I have at hand the book by Clifford Will, "Theory and Experiments in Gravitational Physics", and the following Living Reviews in Relativity article. He quotes the Einstein Equivalence Principle (EEP) as follows [Will2006, 3.2]:
- "mass" is proportional to "weight", hence trajectories of freely falling "test" bodies are independent of their masses, structures and compositions; (Newton EP, or Week EP)
- local non-gravitational test experiments are independent of the velocity of the freely falling reference frame in which they're performed. That is, Special Relativity (as well as QED and so on) is locally valid; (Local Lorentz Invariance, LLI)
- these experiments are also independent of where and when in the Universe they're performed. (Local Position Invariance, LPI)
Then Will claims that
it's possible to argue convincingly that if EEP is valid, than gravity must be a "curved spacetime" phenomenon. [...] The only theories that can fully embody EEP are those that satisfy the postulates of "metric theories of gravity", which are
- The spacetime manifold has a symmetric metric $g_{\mu\nu}$;
- trajectories of freely falling test bodies are geodesics of $g_{\mu\nu}$;
- locally, the non-gravitational laws of physics are those of Special Relativity, QED and so on...
Ok, this claim is more than reasonable and experimental tests of EEP made with metric theories have yield optimal results and confirmations. But, is it rigorous or exhaustive? Is there the possibility of a technical fault with testing EEP with metric theories? I mean, can I test this claim at the same time as EEP, and vice versa? Is teleparallelism an alternative to the introduction of a metric?
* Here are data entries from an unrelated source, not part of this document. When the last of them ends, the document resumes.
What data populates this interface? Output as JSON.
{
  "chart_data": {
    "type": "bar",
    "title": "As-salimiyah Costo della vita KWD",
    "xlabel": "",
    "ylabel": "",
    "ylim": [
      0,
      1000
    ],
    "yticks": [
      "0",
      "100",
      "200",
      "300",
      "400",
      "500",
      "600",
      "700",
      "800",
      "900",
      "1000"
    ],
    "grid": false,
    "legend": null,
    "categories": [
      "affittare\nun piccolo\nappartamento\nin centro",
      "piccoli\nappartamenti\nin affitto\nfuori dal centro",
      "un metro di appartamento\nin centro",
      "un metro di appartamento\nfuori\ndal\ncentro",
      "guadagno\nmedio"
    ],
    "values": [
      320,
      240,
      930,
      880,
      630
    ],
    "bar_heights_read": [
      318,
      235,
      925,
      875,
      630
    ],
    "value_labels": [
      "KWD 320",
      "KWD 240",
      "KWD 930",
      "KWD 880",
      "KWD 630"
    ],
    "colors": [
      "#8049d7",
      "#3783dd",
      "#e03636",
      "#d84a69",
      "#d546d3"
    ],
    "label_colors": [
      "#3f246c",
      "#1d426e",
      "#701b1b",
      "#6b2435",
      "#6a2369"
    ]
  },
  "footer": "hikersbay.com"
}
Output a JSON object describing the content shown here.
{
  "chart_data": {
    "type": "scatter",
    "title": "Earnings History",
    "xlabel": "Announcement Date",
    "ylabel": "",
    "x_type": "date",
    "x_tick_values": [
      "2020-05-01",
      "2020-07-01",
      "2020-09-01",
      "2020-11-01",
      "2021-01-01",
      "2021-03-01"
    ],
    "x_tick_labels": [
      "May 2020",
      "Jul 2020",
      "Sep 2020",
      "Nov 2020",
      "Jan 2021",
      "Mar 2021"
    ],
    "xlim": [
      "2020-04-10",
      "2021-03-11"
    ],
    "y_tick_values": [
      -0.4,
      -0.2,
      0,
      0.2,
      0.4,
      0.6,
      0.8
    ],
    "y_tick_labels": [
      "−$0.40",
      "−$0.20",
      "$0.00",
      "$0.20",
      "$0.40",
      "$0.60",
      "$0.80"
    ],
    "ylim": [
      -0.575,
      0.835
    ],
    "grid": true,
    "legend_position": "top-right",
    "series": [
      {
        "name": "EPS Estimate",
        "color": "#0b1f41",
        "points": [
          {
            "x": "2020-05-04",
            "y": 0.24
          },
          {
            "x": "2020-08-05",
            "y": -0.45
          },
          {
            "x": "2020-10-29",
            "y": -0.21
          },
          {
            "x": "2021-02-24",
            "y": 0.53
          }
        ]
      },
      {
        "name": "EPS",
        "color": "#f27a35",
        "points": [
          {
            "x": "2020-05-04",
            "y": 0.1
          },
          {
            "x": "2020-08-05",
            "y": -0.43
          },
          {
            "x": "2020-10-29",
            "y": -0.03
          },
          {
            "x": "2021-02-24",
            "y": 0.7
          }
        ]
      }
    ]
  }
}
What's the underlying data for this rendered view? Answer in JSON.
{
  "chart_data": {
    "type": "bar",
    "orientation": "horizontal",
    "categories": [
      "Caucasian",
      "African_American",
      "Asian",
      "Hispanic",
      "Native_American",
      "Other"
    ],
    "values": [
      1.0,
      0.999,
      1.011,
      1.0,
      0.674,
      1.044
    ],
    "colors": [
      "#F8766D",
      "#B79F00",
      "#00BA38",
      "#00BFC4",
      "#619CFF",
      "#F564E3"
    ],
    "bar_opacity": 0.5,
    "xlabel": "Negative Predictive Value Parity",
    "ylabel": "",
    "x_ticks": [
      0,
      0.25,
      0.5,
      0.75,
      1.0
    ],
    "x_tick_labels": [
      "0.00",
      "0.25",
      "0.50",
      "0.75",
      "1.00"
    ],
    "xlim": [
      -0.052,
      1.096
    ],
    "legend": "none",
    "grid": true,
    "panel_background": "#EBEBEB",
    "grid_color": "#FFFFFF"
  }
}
Though manifolds are a very general concept, and hence saying that the spacetime can be described by a manifold is too general to be wrong, embedding a metric is natural but more subtle and not so obvious to me asserting that gravity can be interpreted with its curvature, as a result of EEP. Can someone convince me that it's the only reasonable thing to do or, on the contrary, show me some alternatives?